On attend encore les fameux états généraux de l’éducation nationale pour (encore) écouter de nouvelles propositions pour relancer la machine, qui est plus que grippée. En attendant, une nouvelle année avec toujours les mêmes constats: Un taux d’absentéisme des professeurs toujours aussi élevés dans le public, car jonglant encore autant entre les cours dans le privé et le public; l’éternelle dichotomie schizophrénique entre matières en arabe et français, encore plus accentuée par la réforme de 1999, qui atteint cette année son paroxysme avec le passage du baccalauréat de cette génération d’élèves, qui ont appris toutes les matières littéraires en arabes, et les scientifiques en français. «Un non-sens évident, qu’il est étonnant de ne pas encore voir sérieusement remis en cause, d’autant que la plupart des hauts-fonctionnaires et des pseudo idéologues de cette réforme, ont leurs enfants dans  les écoles privées francophones!» se plaint un professeur de philosophie.

 

Tirer l’enseignant vers le haut 

 

A côté de cette crise liée à la structure même de notre éducation nationale, celle-ci est accentuée par une qualification et une motivation douteuses du cœur du système: l’enseignant.
«L’écrasante majorité des enseignants du primaire ont un niveau d’éducation inférieur au baccalauréat. Nombreux de ceux qui enseignent a un niveau secondaire n’ont pas la maîtrise et/ou sont en charge de disciplines pour lesquelles ils ou elles n’ont pas été formés, comme ce titulaire de maîtrise d’économie qui enseigne la physique. Pour tous, sauf peut être les professeurs d’université, la paye est dérisoire.

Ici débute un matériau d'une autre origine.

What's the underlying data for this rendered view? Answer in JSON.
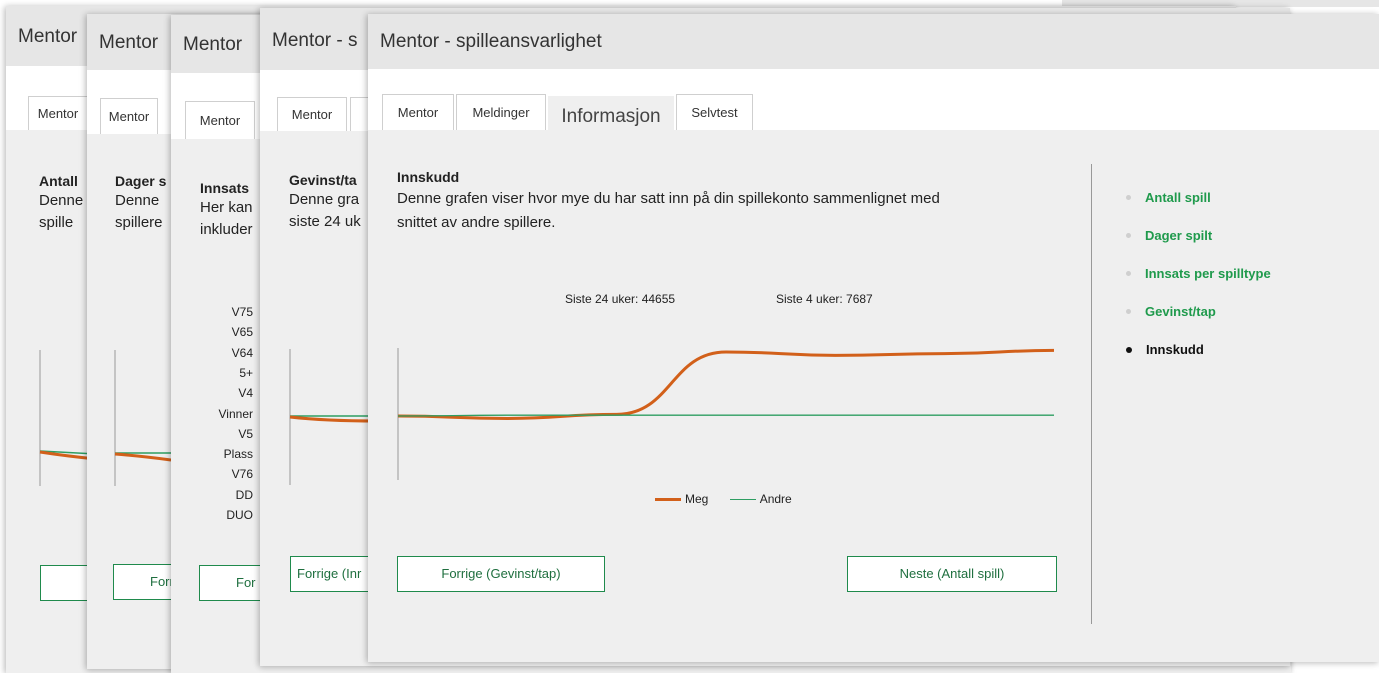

Dans les années soixante et soixante dix, les enseignants étaient les mieux payés de la Fonction Publique, bénéficiait d’un emploi décent socialement reconnu et prisé par une bonne partie de la population éduquée. Un traitement favorable qui compensait en grande partie le niveau de qualification des enseignants et qui a permis aux générations post indépendance de bénéficier d’une éducation qui n’avait rien à envier a celle des pays de la sous-région.» peut-on lire sur le forum internet de Mauritania project, cette ambitieuse organisation de la diaspora Mauritanienne qui se donne pour objectif d’éclairer l’opinion et les décideurs sur les questions de bonne gouvernance, de rationalité budgétaire, de développement humain et de justice sociale.

 

Un ministère amorphe 

 

Les dernières déclarations du ministre de l’enseignement fondamental, Ahmedou Ould Di Ould Mohamed Radhi, ne vont pas pour rassurer en ce sens, car si les constats rejoignent la plupart des critiques effectuées, les solutions pour les régler sont à des années-lumière: «…Les mesures prises en faveur des élèves visent à créer un espace pédagogique marqué par la concurrence positive et ce en adoptant un prix national pour les premiers dans les épreuves nationales et en organisant des cours de rattrapage pour les moins brillants en vue de limiter la déperdition scolaire. Parmi les mesures prévues en faveur des instituteurs, l’amélioration de leur niveau matériel et moral et la formation continue, et ce en révisant tous les textes relatifs à la vie matérielle et professionnelle de l’enseignant afin de réhabiliter cette noble profession dans tous les milieux sociaux et officiels. Quant aux parents d’élèves dont le rôle est unanimement reconnu, ils sont appelés à redynamiser leurs associations pour accomplir leur mission dans le suivi des études des enfants.» En dehors de l’habituel saupoudrage financier pour les enseignants, les efforts sont essentiellement demandés aux élèves les «moins brillants»; or il ne s’agit pas de cela. «Ce n’est pas une question de cette nature qu’il faut soulever; il n’y a plus de vrais élèves, il n’y a plus de soif d’apprendre de leur part, et c’est cela qu’il faut rallumer comme étincelle, autant chez eux, que chez les parents, car les associations de parents on le sait ne servent strictement à rien. Il faut faire du cas par cas.» analyse un directeur d’école privée.

 

Impliquer les parents, motiver l’élève 

 

Considérant donc toute cette génération comme quasiment sacrifiée, des constats se sont imposés aux yeux de quelques éléments de la diaspora impliqués dans cette crise. «En dehors de cette réforme atterrante de 1999, les trois éléments à redynamiser sont l’implication des parents dans le processus d’apprentissage de leurs parents, la motivation de l’élève, et la remise au cœur du système, de l’enseignant.» constate, Amadou, un jeune étudiant mauritanien «maîtrisard», en France, actif dans le milieu associatif. Pour ce qui concerne les parents, il s’agit de les impliquer davantage dans les études de leurs enfants, à travers un contact constant et régulier avec un étudiant ou un élève brillant, en charge bénévolement de cours particuliers, pour l’élève en difficultés scolaires.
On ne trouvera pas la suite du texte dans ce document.